A more effective medical strategy could certainly improve the management of these patients. In this context, an ongoing international, multicenter, randomized clinical study would provide the cardiological community with new solid data in a few years’ time. The purpose of the ongoing ATPCI study (efficAcy and safety of Trimetazidine in Patients with angina pectoris having been treated by percutaneous Coronary Intervention; EudraCT Number: 2010- 022134-89) is to evaluate the long-term efficacy and safety of trimetazidine, in addition to evidence-based cardiovascular therapy, in patients having had a recent percutaneous coronary intervention. The primary objectives are to demonstrate the superiority of trimetazidine over placebo in preventing recurrence or exacerbation of angina pectoris and in reducing cardiac events, and also to document its safety by analyzing the occurrence of serious adverse events. Apart from the evaluation of the effects of trimetazidine in this widely encountered patient population, this new study will also provide us with much useful information about the current epidemiology, treatment, and outcome in patients with chronic ischemic heart disease.

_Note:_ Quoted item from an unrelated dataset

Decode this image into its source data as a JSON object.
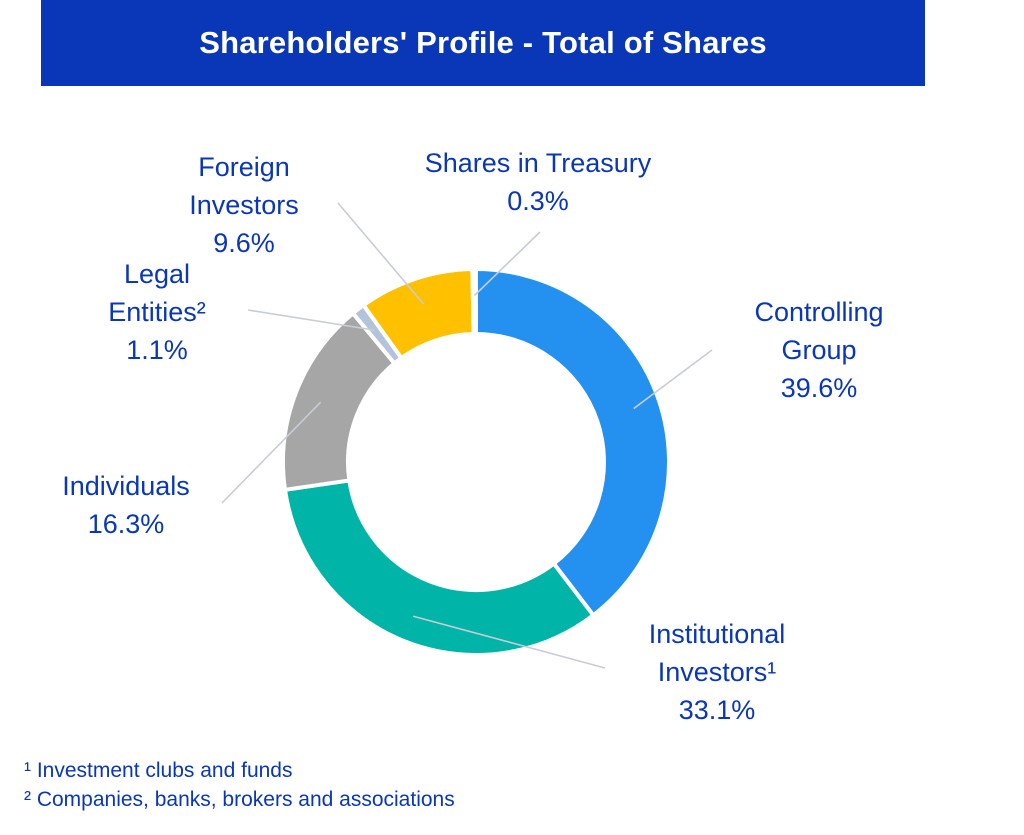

It is expected to provide some of the most solid data about the treatment of chronic ischemic heart disease ever produced.

Conclusions

Optimization of cardiac energy metabolism is attractive as an approach to protect myocardial cells from ischemia and to improve performance of dysfunctioning myocardium. To that effect, trimetazadine, which shifts the energy substrate preference away from FFA metabolism toward increased glucose oxidation, has been shown by a number of studies to be an effective adjunctive treatment in patients with chronic ischemic heart disease and heart failure, reducing ischemic burden and improving left ventricular metabolism and function. Whether the reported experimental and clinical benefits translate into improved prognosis is currently being ascertained by an ongoing international randomized clinical trial. This has potential to be a major therapeutic advance in chronic ischemic heart disease patients, who continue to experience very high morbidity and mortality rates in spite of treatment efforts. Furthermore, most cardiac diseases are associated with derangements in glucose homeostasis, which certainly contribute to primary disease progression. An advantage of trimetazidine treatment is the combined beneficial effects that FFA inhibitors have on left ventricular function and glucose metabolism, which would be especially advantageous in cardiac patients with coexisting myocardial dysfunction and glucose metabolism abnormalities.